TL;DR
- I read this because.. : o1 It was mentioned in the video that the
- task : Improve reward model
- PROBLEM : I can interpret scores in cases like llm-as-judge, can’t reward model do the same?
- idea : Have RM create a critique and then put a reward head behind it to predict it.
- input/output : {question, answer} -> {critique, reward score}
- architecture : Llama-3-8B / 70B
- objective : SFT loss + RM loss(Bradley-Terry Model)
- baseline : classic RM model
- data : UltraLlama (proposed. UltraFeedback + UltraInteract subset as Prompt and Llama-3-8B-Instruct to generate response) + Llama-3.1.-405B-Instruct to generate critique and judgment as oracle
- evaluation : pairwise preference classification of Reward Bench, BoW win rate on ArenaHard
- result : CLoud technique works in all categories. On policy is always better than off policy. I also tested self-consistency technique, but it is only good for reasoning.
- contribution : Good because it makes rm interpretable? Not sure if it will be used much.
- etc. :
Details
- thumbnail
Simple.

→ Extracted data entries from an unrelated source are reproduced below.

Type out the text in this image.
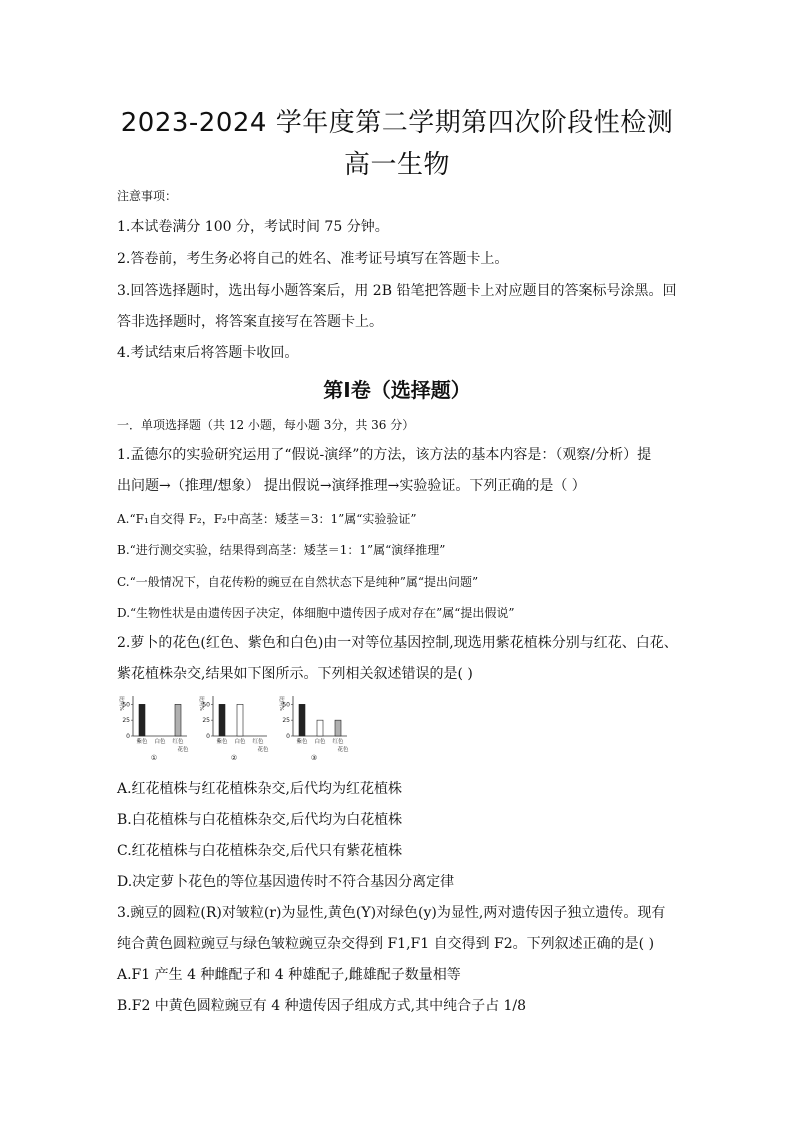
2023-2024 学年度第二学期第四次阶段性检测
高一生物
注意事项：
1.本试卷满分 100 分，考试时间 75 分钟。
2.答卷前，考生务必将自己的姓名、准考证号填写在答题卡上。
3.回答选择题时，选出每小题答案后，用 2B 铅笔把答题卡上对应题目的答案标号涂黑。回
答非选择题时，将答案直接写在答题卡上。
4.考试结束后将答题卡收回。
第Ⅰ卷（选择题）
一．单项选择题（共 12 小题，每小题 3分，共 36 分）
1.孟德尔的实验研究运用了“假说-演绎”的方法，该方法的基本内容是：（观察/分析）提
出问题→（推理/想象） 提出假说→演绎推理→实验验证。下列正确的是（ ）
A.“F₁自交得 F₂，F₂中高茎：矮茎＝3：1”属“实验验证”
B.“进行测交实验，结果得到高茎：矮茎＝1：1”属“演绎推理”
C.“一般情况下，自花传粉的豌豆在自然状态下是纯种”属“提出问题”
D.“生物性状是由遗传因子决定，体细胞中遗传因子成对存在”属“提出假说”
2.萝卜的花色(红色、紫色和白色)由一对等位基因控制,现选用紫花植株分别与红花、白花、
紫花植株杂交,结果如下图所示。下列相关叙述错误的是( )
比例%
50
25
0
紫色 白色 红色
花色
①
比例%
50
25
0
紫色 白色 红色
花色
②
比例%
50
25
0
紫色 白色 红色
花色
③
A.红花植株与红花植株杂交,后代均为红花植株
B.白花植株与白花植株杂交,后代均为白花植株
C.红花植株与白花植株杂交,后代只有紫花植株
D.决定萝卜花色的等位基因遗传时不符合基因分离定律
3.豌豆的圆粒(R)对皱粒(r)为显性,黄色(Y)对绿色(y)为显性,两对遗传因子独立遗传。现有
纯合黄色圆粒豌豆与绿色皱粒豌豆杂交得到 F1,F1 自交得到 F2。下列叙述正确的是( )
A.F1 产生 4 种雌配子和 4 种雄配子,雌雄配子数量相等
B.F2 中黄色圆粒豌豆有 4 种遗传因子组成方式,其中纯合子占 1/8
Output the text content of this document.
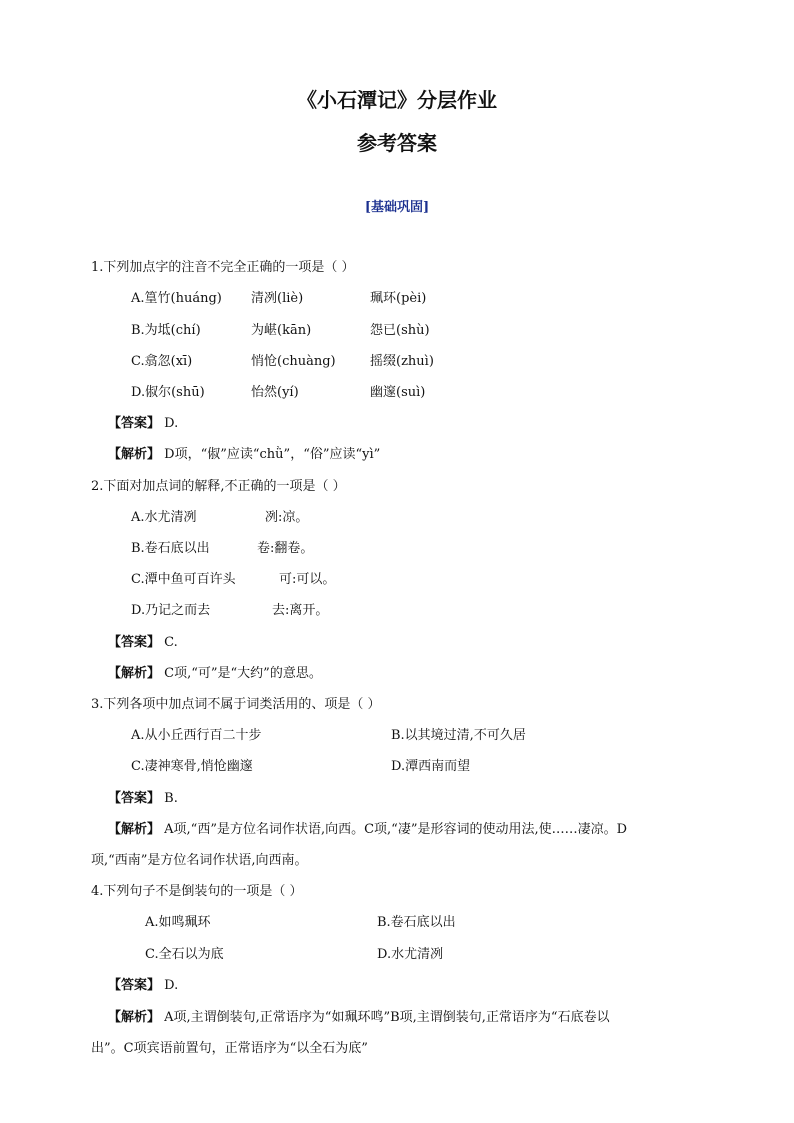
《小石潭记》分层作业
参考答案
[基础巩固]
1.下列加点字的注音不完全正确的一项是（ ）
A.篁竹(huáng) 清冽(liè)	珮环(pèi)
B.为坻(chí)	为嵁(kān)	怨已(shù)
C.翕忽(xī)	悄怆(chuàng)	摇缀(zhuì)
D.俶尔(shū)	怡然(yí)	幽邃(suì)
【答案】 D.
【解析】 D项，“俶”应读“chǜ”，“俗”应读“yì”
2.下面对加点词的解释,不正确的一项是（ ）
A.水尤清冽	冽:凉。
B.卷石底以出	卷:翻卷。
C.潭中鱼可百许头	可:可以。
D.乃记之而去	去:离开。
【答案】 C.
【解析】 C项,“可”是“大约”的意思。
3.下列各项中加点词不属于词类活用的、项是（ ）
A.从小丘西行百二十步	B.以其境过清,不可久居
C.凄神寒骨,悄怆幽邃	D.潭西南而望
【答案】 B.
【解析】 A项,“西”是方位名词作状语,向西。C项,“凄”是形容词的使动用法,使……凄凉。D
项,“西南”是方位名词作状语,向西南。
4.下列句子不是倒装句的一项是（ ）
A.如鸣珮环	B.卷石底以出
C.全石以为底	D.水尤清冽
【答案】 D.
【解析】 A项,主谓倒装句,正常语序为“如珮环鸣”B项,主谓倒装句,正常语序为“石底卷以
出”。C项宾语前置句，正常语序为“以全石为底”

Tell it to create a critique, give it as a given, including the last critique, and attach a reward head to it.
Learn SFT loss and RM loss at once to generate critiques.
($\lambda$ is found as 5/4 in 8B and 3/4 in 70B)
- training overview
Initially learning based on oracle ciritque.

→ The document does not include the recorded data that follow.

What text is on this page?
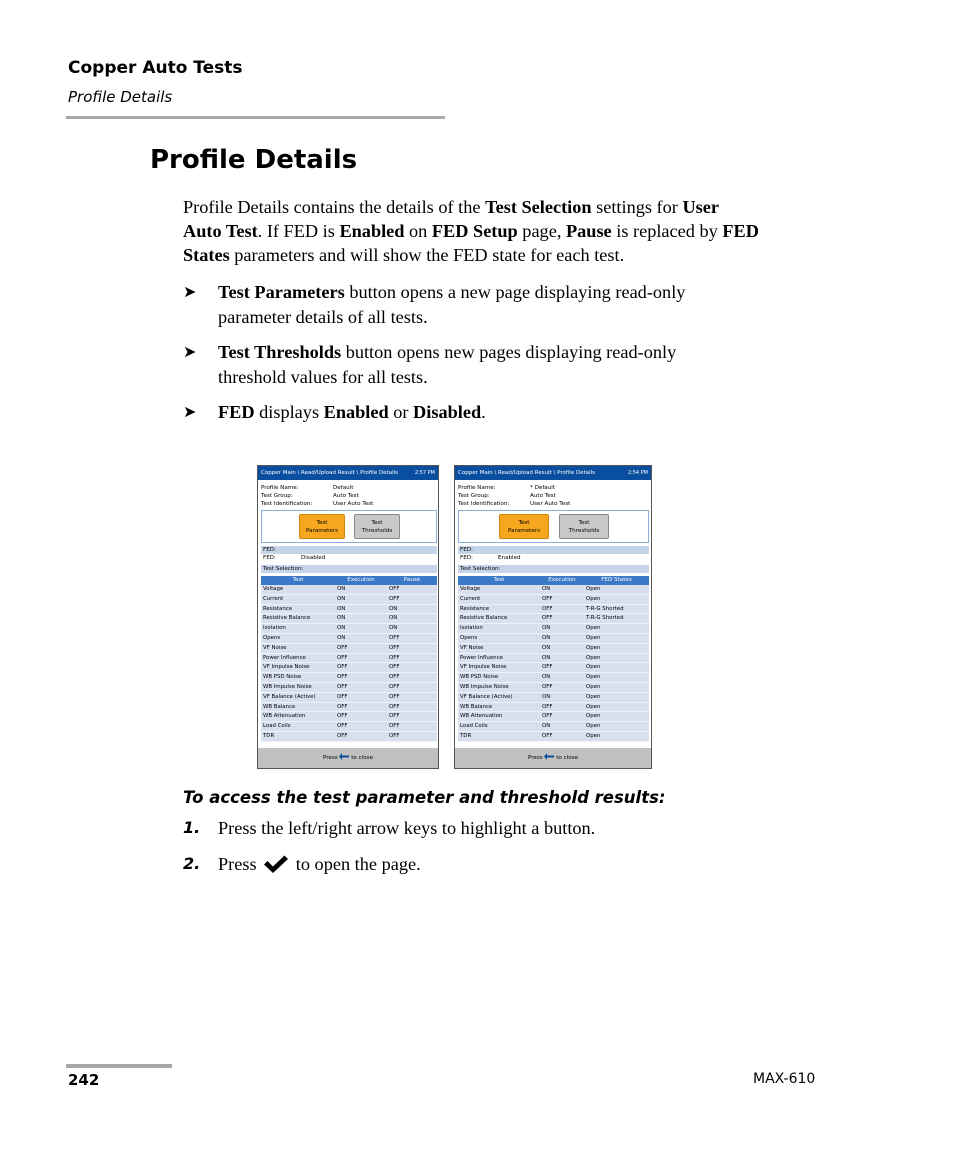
Copper Auto Tests
Profile Details
Profile Details
Profile Details contains the details of the Test Selection settings for User
Auto Test. If FED is Enabled on FED Setup page, Pause is replaced by FED
States parameters and will show the FED state for each test.
➤ Test Parameters button opens a new page displaying read-only
parameter details of all tests.
➤ Test Thresholds button opens new pages displaying read-only
threshold values for all tests.
➤ FED displays Enabled or Disabled.
Copper Main \ Read/Upload Result \ Profile Details	2:57 PM
Profile Name:	Default
Test Group:	Auto Test
Test Identification:	User Auto Test
Test
Parameters
Test
Thresholds
FED:
FED:	Disabled
Test Selection:
Test	Execution	Pause
Voltage	ON	OFF
Current	ON	OFF
Resistance	ON	ON
Resistive Balance	ON	ON
Isolation	ON	ON
Opens	ON	OFF
VF Noise	OFF	OFF
Power Influence	OFF	OFF
VF Impulse Noise	OFF	OFF
WB PSD Noise	OFF	OFF
WB Impulse Noise	OFF	OFF
VF Balance (Active)	OFF	OFF
WB Balance	OFF	OFF
WB Attenuation	OFF	OFF
Load Coils	OFF	OFF
TDR	OFF	OFF
Press to close
Copper Main \ Read/Upload Result \ Profile Details	2:54 PM
Profile Name:	* Default
Test Group:	Auto Test
Test Identification:	User Auto Test
Test
Parameters
Test
Thresholds
FED:
FED:	Enabled
Test Selection:
Test	Execution	FED States
Voltage	ON	Open
Current	OFF	Open
Resistance	OFF	T-R-G Shorted
Resistive Balance	OFF	T-R-G Shorted
Isolation	ON	Open
Opens	ON	Open
VF Noise	ON	Open
Power Influence	ON	Open
VF Impulse Noise	OFF	Open
WB PSD Noise	ON	Open
WB Impulse Noise	OFF	Open
VF Balance (Active)	ON	Open
WB Balance	OFF	Open
WB Attenuation	OFF	Open
Load Coils	ON	Open
TDR	OFF	Open
Press to close
To access the test parameter and threshold results:
1. Press the left/right arrow keys to highlight a button.
2. Press to open the page.
242	MAX-610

oracle uses UltraLlama (proposed. UltraFeedback + UltraInteract subset as Prompt and Llama-3-8B-Instruct to generate response) + Llama-3.1.-405B-Instruct to generate critique and judgment.
(Oracle judgment creation prompt)
This is followed by learning based on self-generated critique. Do you feel like you’ve only done this once, not N times?
Result
- What’s the point of cloud techniques?
All are found to be effective. I don’t know if it’s right to evaluate only RM.
- on-policy vs off-policy
How to continue using oracle critique
On-policy is clearly more effective
- Self-consistency effects
Have them generate multiple reasoning (in this case, critique) and then average the scores behind them.
Didn’t work except for reasoning. In addition, ArenaHard has no effect at all
Among the reasoning, it only worked if the reason step was 1 or 2 steps, otherwise none.